Any comment on the recent UK 4G/LTE spectrum auctions? Why was MLL bidding and how will you deal with the outcome?
[Ed Note: MLL Telecom participated but was unsuccessful in bidding for LTE spectrum in the UK auction held in January 2013]
We were aiming to acquire 4G spectrum to add to our portfolio of different technologies to build networks for other operators. It was never our intention to build our own retail network or setup as a competing new operator, but we could have used it for niche areas for dedicated customer groups. For example, if approached by customers who wanted some coverage for mobile data users in specific geographic areas that were underserved by existing mobile networks, we could build out a specific solution for them.
The UK regulator specifically allows spectrum winners to sublease spectrum on a fractional basis or geographic areas. For example, if one of the operators only wanted to use it in rural parts there are no legal reasons why they couldn't make it available for others to use in metropolitan areas to backhaul small cells.
What do you think operators need to do to drive the small cell backhaul market forward? Are there any specific bottlenecks holding things up?
While there is a lot of trial equipment available today, the price of Metrocells has not dropped to the right starting point yet and is still a bit on the high side.
I think one of the operators needs to be confident and commercially roll out a sizeable deployment using the best of what is available today, rather than waiting for something better to come along next year. This would give them experience of a larger roll out and prove that the solution works (or not). We could help operators do that using our NOC (Network Operations Centre), which already supports a wide range of different equipment and vendors.

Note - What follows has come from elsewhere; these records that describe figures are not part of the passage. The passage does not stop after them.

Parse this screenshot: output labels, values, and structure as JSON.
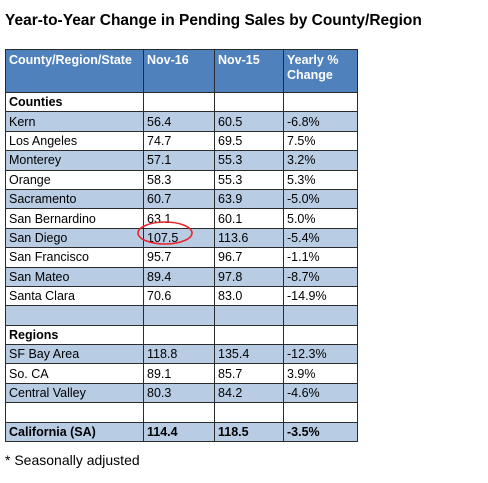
{
  "title": "Year-to-Year Change in Pending Sales by County/Region",
  "table": {
    "header": [
      "County/Region/State",
      "Nov-16",
      "Nov-15",
      "Yearly % Change"
    ],
    "sections": [
      {
        "label": "Counties",
        "rows": [
          [
            "Kern",
            "56.4",
            "60.5",
            "-6.8%"
          ],
          [
            "Los Angeles",
            "74.7",
            "69.5",
            "7.5%"
          ],
          [
            "Monterey",
            "57.1",
            "55.3",
            "3.2%"
          ],
          [
            "Orange",
            "58.3",
            "55.3",
            "5.3%"
          ],
          [
            "Sacramento",
            "60.7",
            "63.9",
            "-5.0%"
          ],
          [
            "San Bernardino",
            "63.1",
            "60.1",
            "5.0%"
          ],
          [
            "San Diego",
            "107.5",
            "113.6",
            "-5.4%"
          ],
          [
            "San Francisco",
            "95.7",
            "96.7",
            "-1.1%"
          ],
          [
            "San Mateo",
            "89.4",
            "97.8",
            "-8.7%"
          ],
          [
            "Santa Clara",
            "70.6",
            "83.0",
            "-14.9%"
          ]
        ]
      },
      {
        "label": "Regions",
        "rows": [
          [
            "SF Bay Area",
            "118.8",
            "135.4",
            "-12.3%"
          ],
          [
            "So. CA",
            "89.1",
            "85.7",
            "3.9%"
          ],
          [
            "Central Valley",
            "80.3",
            "84.2",
            "-4.6%"
          ]
        ]
      }
    ],
    "total": [
      "California (SA)",
      "114.4",
      "118.5",
      "-3.5%"
    ]
  },
  "footnote": "* Seasonally adjusted"
}
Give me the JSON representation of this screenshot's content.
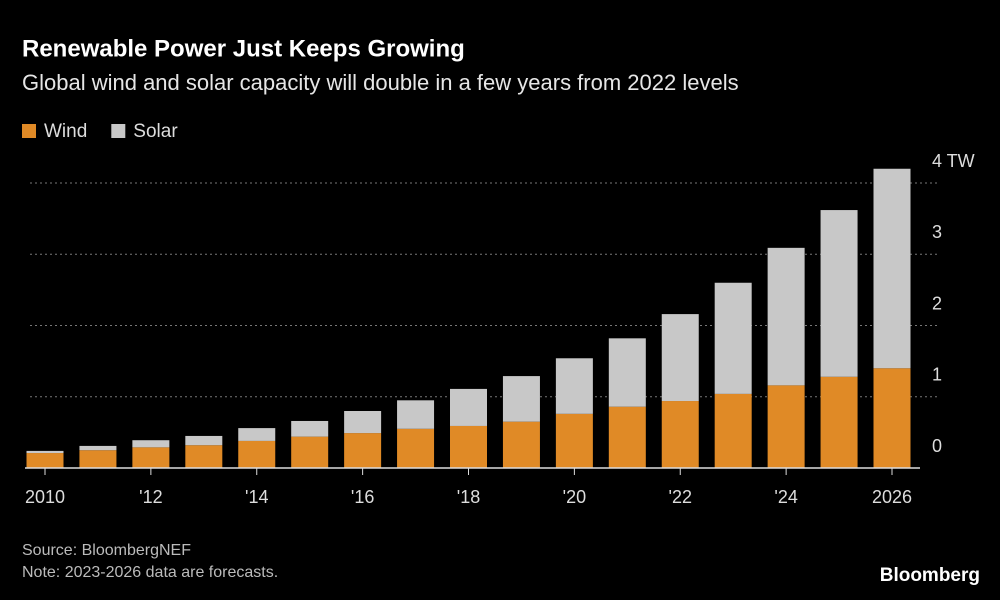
{
  "chart_data": {
    "type": "stacked_bar",
    "title": "Renewable Power Just Keeps Growing",
    "subtitle": "Global wind and solar capacity will double in a few years from 2022 levels",
    "categories": [
      "2010",
      null,
      "'12",
      null,
      "'14",
      null,
      "'16",
      null,
      "'18",
      null,
      "'20",
      null,
      "'22",
      null,
      "'24",
      null,
      "2026"
    ],
    "series": [
      {
        "name": "Wind",
        "color": "#e08a26",
        "values": [
          0.21,
          0.25,
          0.29,
          0.32,
          0.38,
          0.44,
          0.49,
          0.55,
          0.59,
          0.65,
          0.76,
          0.86,
          0.94,
          1.04,
          1.16,
          1.28,
          1.4
        ]
      },
      {
        "name": "Solar",
        "color": "#c8c8c8",
        "values": [
          0.03,
          0.06,
          0.1,
          0.13,
          0.18,
          0.22,
          0.31,
          0.4,
          0.52,
          0.64,
          0.78,
          0.96,
          1.22,
          1.56,
          1.93,
          2.34,
          2.8
        ]
      }
    ],
    "ylim": [
      0,
      4.25
    ],
    "yticks": [
      0,
      1,
      2,
      3,
      {
        "value": 4,
        "label": "4 TW"
      }
    ],
    "grid": true,
    "source": "Source: BloombergNEF",
    "note": "Note: 2023-2026 data are forecasts.",
    "brand": "Bloomberg"
  }
}
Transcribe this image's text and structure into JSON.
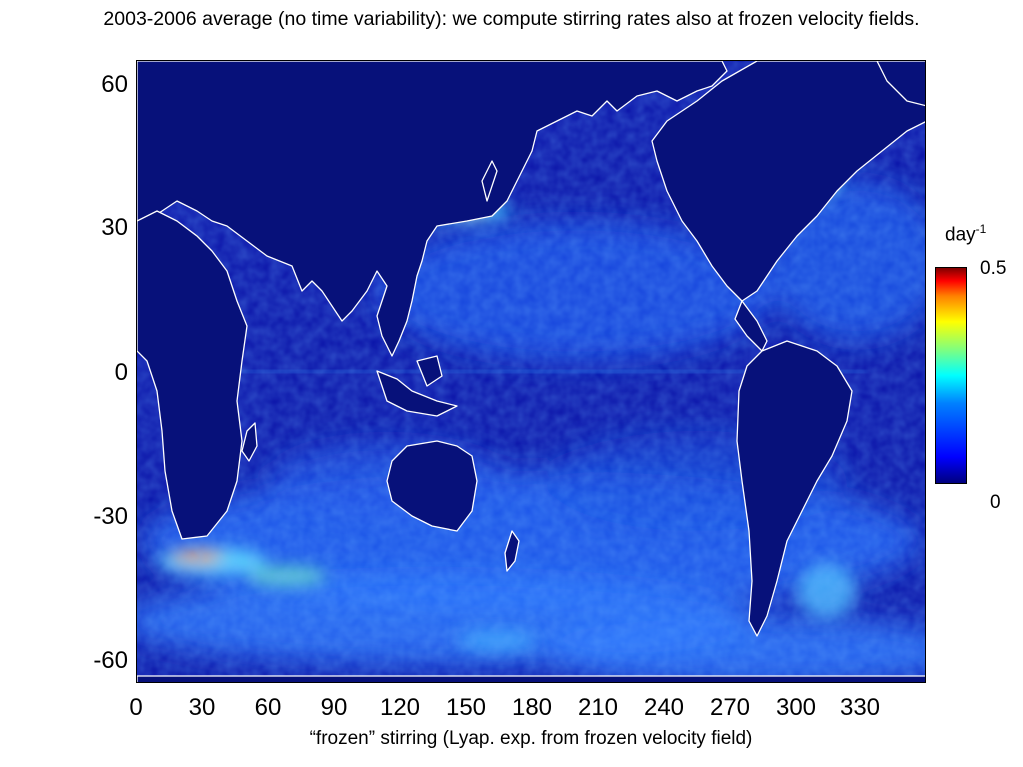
{
  "title": "2003-2006 average (no time variability): we compute stirring rates also at frozen velocity fields.",
  "caption": "“frozen” stirring (Lyap. exp. from frozen velocity field)",
  "map": {
    "y_ticks": [
      "60",
      "30",
      "0",
      "-30",
      "-60"
    ],
    "x_ticks": [
      "0",
      "30",
      "60",
      "90",
      "120",
      "150",
      "180",
      "210",
      "240",
      "270",
      "300",
      "330"
    ],
    "colors": {
      "ocean": "#0a10a0",
      "land": "#07117a",
      "coast": "#ffffff"
    }
  },
  "colorbar": {
    "unit": "day",
    "unit_exp": "-1",
    "max_label": "0.5",
    "min_label": "0",
    "colormap": "jet"
  }
}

After monitoring the trial for several months, if it is determined that vendor A equipment should be superseded by Vendor B, they can then transfer that into their own NOC systems. The long-term goal is to find the right solution for the end game, and that choice can be identified more quickly by starting earlier to gain large-scale practical experience.
Any thoughts on shared RAN = Multi-operator public access small cells?
I think this is very likely because the costs involved in small cells are not trivial. RAN sharing already a proven concept in many countries, so will probably be adopted in the longer term. Here in the UK, possibly we may see the industry merge into two physical networks over the long term. There is no restriction from a technical standpoint - LTE was designed to support RAN sharing from the outset.
What are the key industry milestones or turning points that we should look out for which show how quickly the transition to small cells is happening?
A couple of specific events I'll be watching for would be:
- Commercial Deployment: Look for the first operator to roll out a good sized commercial small cell network, rather than just Wi-Fi. Something of at least a square kilometre of outdoor contiguous small cell coverage.
- Dedicated Spectrum for Small Cells: Now there are more frequencies to play with, it will be easier for operators to allocate 2.6GHz exclusively for small cells and 700MHz for rural access.